As Colavecchio-Van Sickler painfully documents in today's "For a Better Florida" installment (page 1P), this is not an academic scare tactic. This is the real world in today's Florida public universities, a system with the lowest tuition and the highest student-faculty ratio in the nation, a system that has endured an inflation-adjusted drop in per-student funding from $14,039 to $10,728 in the past 18 years.

Universities are now laying off faculty, courses are being curtailed, and eager young students are being caught in the squeeze. In just the past three years alone, the share of first-college students whose applications are accepted has dropped from 67 percent to 57 percent. This fall, the total 300,000 university system enrollment may shrink by as many as 17,000 students. Translation: More graduating seniors and successful community college students will be denied a seat in their state universities.
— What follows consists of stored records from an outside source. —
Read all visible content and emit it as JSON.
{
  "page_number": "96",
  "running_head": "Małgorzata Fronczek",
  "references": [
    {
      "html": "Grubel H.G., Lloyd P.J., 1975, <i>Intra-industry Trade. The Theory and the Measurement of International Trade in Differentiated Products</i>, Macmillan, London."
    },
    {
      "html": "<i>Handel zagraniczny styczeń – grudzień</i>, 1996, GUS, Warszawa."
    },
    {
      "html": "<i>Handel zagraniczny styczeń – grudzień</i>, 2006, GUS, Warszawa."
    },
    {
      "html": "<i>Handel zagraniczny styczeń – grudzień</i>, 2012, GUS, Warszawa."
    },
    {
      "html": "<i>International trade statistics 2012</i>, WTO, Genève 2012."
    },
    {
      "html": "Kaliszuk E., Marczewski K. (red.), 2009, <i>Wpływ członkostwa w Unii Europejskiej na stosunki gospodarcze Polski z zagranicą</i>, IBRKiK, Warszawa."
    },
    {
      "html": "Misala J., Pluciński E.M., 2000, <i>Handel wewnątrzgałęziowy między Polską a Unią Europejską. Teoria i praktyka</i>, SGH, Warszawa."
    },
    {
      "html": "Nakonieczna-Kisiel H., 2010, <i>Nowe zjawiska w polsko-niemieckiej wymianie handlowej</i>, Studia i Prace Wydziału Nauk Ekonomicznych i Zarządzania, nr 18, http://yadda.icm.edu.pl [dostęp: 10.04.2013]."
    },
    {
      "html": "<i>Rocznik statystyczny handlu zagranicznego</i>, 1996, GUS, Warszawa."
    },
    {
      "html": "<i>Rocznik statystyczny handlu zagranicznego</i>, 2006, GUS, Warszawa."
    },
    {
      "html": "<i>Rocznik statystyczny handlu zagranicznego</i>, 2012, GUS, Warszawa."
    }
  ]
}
This disaster wasn't created overnight, and it won't be solved in a single session of the Legislature. Yet it is not clear whether the 2008 Legislature will even try.
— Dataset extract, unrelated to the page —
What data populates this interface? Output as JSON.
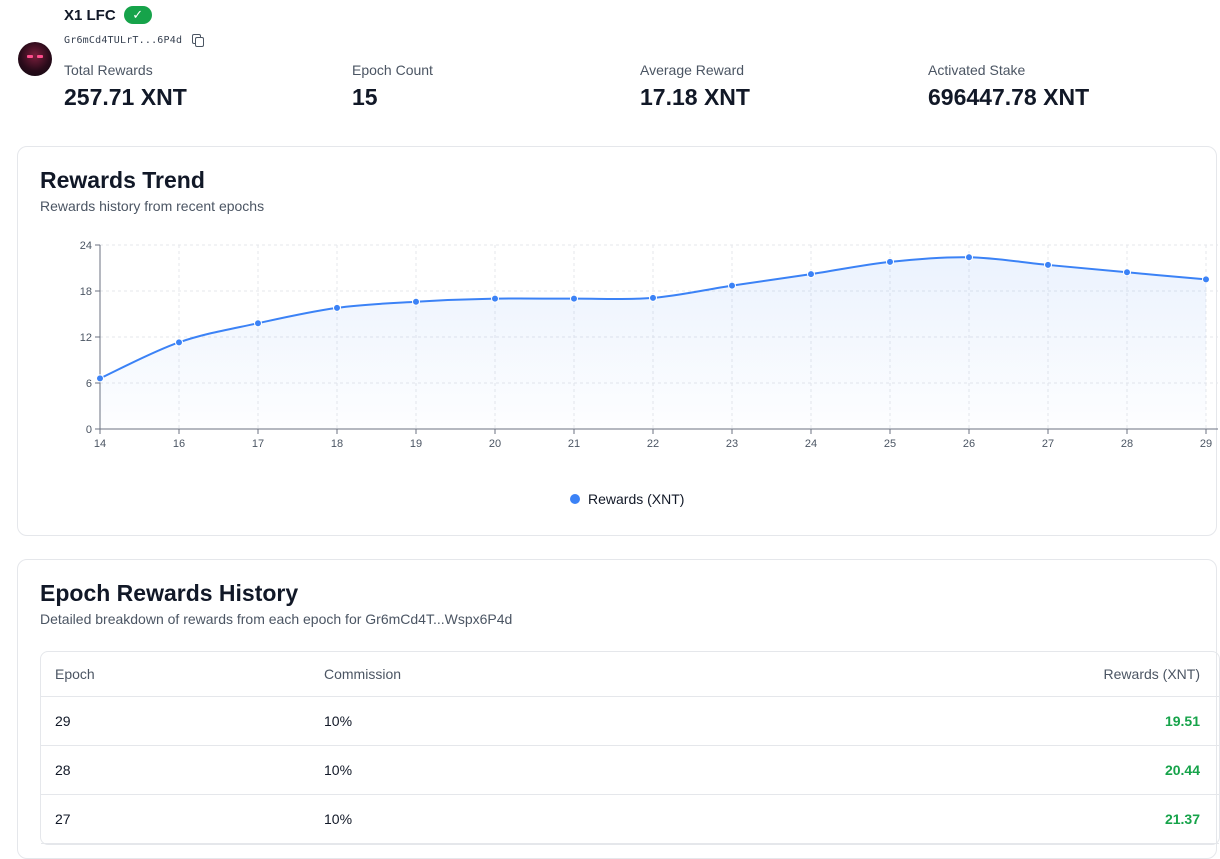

Rubio did invite the 11 public university presidents to the capital last week, and his willingness to listen is commendable. But neither Rubio, nor Senate President Ken Pruitt, nor Gov. Charlie Crist is doing anything tangible to help. Pruitt even had the hubris to ridicule the presidents' offer of a five-year, $1-billion compact between the universities and the Legislature - a process used successfully in California.

"One would assume," Pruitt snapped, "that these are goals they have been pursuing all along with the $3.6-billion they are receiving now."

The multiyear compact is being proposed by the university system Board of Governors and presidents as a way to bind both the universities and the Legislature to certain obligations each year. The intent is to create a predictable stream of revenue for universities while holding them to a rigorous set of performance standards.

This kind of arrangement holds great promise as a method to rebuild university resources, but Pruitt's sneering reaction suggests it has little chance in the Capitol. That's unfortunate.

Tuition increases are another necessary ingredient, but Crist continues to stand in the way. He actually told a reporter last week that universities could hold off on tuition increases if only they would be "more disciplined." Does he think university presidents are hiding extra money under dormitory mattresses?

Last year, Crist signed a bill that allows the three major research universities to raise their tuitions higher than the others. When he did so, he publicly pledged "to find ways to fund state universities that mitigate, if not eliminate, the need for increased tuition revenues." As the 2008 session gets ready to convene, that pledge now rings hollow.

Universities cannot meet the demands of quality and quantity without a genuine financial commitment from lawmakers, and too many of them want simply to throw up their hands and blame the economy. That's disingenuous. This is a crisis of enduring neglect, and this Legislature has an obligation to start turning things around.

If it doesn't, its legacy may become padlocks on the doors of the state's universities below signs that say, "Sorry, we're full."